Greek organizations will still be permitted to host end-of-semester formals and “events where third-party vendors serve alcohol” but will face disciplinary action from the university for holding any other parties with alcohol service, the Times reported.

UVA editorial board blasts Rolling Stone

The Columbia School of Journalism released a report Sunday on Rolling Stone’s coverage of an alleged gang rape at the University of Virginia chapter of the fraternity Phi Kappa Psi. The report, which appeared on Rolling Stone’s website, assesses a November article that has come under intense scrutiny for presenting fabricated information as fact and concluded that Rolling Stone’s errors  “encompassed reporting, editing, editorial supervision and fact-checking.”

But the managing board of the Cavalier Daily, UVA’s student newspaper, expressed dissatisfaction with the report, writing that it did not go far enough in censuring Rolling Stone’s reporting. The editorial slams the orginal story’s author, Sabrina Rubin Erdely, for relaying the inaccurate account of her main source, an anonymous student referred to as Jackie, as well as for selecting elements of UVA’s culture that present a lopsided picture of the school’s student body and administrators.

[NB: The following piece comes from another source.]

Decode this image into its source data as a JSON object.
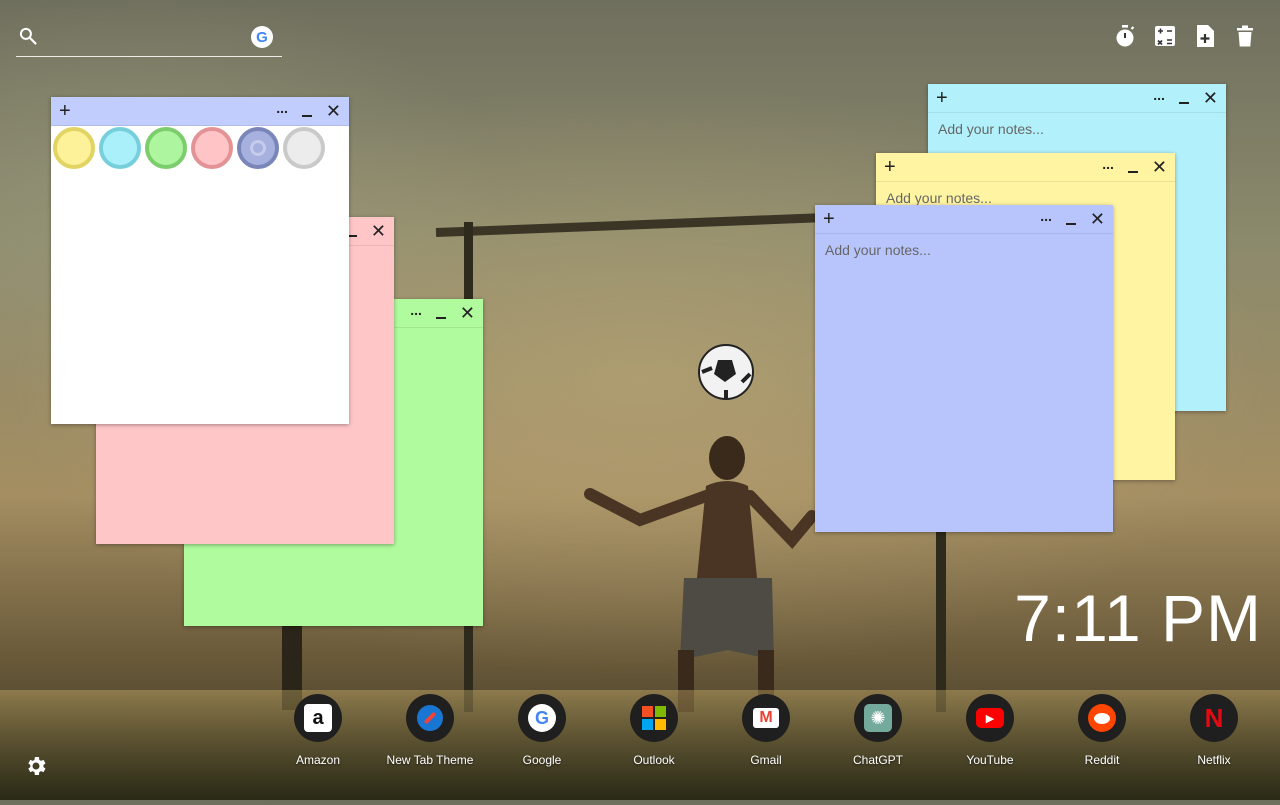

“The desire to portray rape at its most gruesome, and UVA at its most privileged, spilled over into Erdely’s descriptions of other elements of UVA, elements not necessarily connected to Jackie’s story,” the editorial states.

The Columbia report failed to recognize the breadth of these errors, the managing board alleged. “It is a dramatic oversimplification to reduce this article — which shook our university to its core — just to that one narrative,” the board wrote.

Syracuse foregoes fossil fuels

Syracuse University will divest from all fossil fuel stocks in its endowment, according to a March 31 university press release.

Syracuse’s endowment is the largest among American universities to be purged of all fossil fuel stocks, the New York Times reported. Other schools with larger endowments, such as Stanford University, have divested from coal but not other fossil fuels.

The move to divest follows intense pressure from student activists. In November, students staged an 18-day sit-in calling for fossil fuel divestment and other causes, the Times reported. One impetus for the change was ongoing dialogue with students in favor of divestment, exemplified by a February meeting with a student divestment organization, according to the press release.

“We have already had productive dialogue on divestment, and this step underscores our mutual commitment to acting in a way that supports the best interests of the University, our students and the world,” Bea González, dean of Syracuse’s University College and special assistant to the chancellor, said in the press release.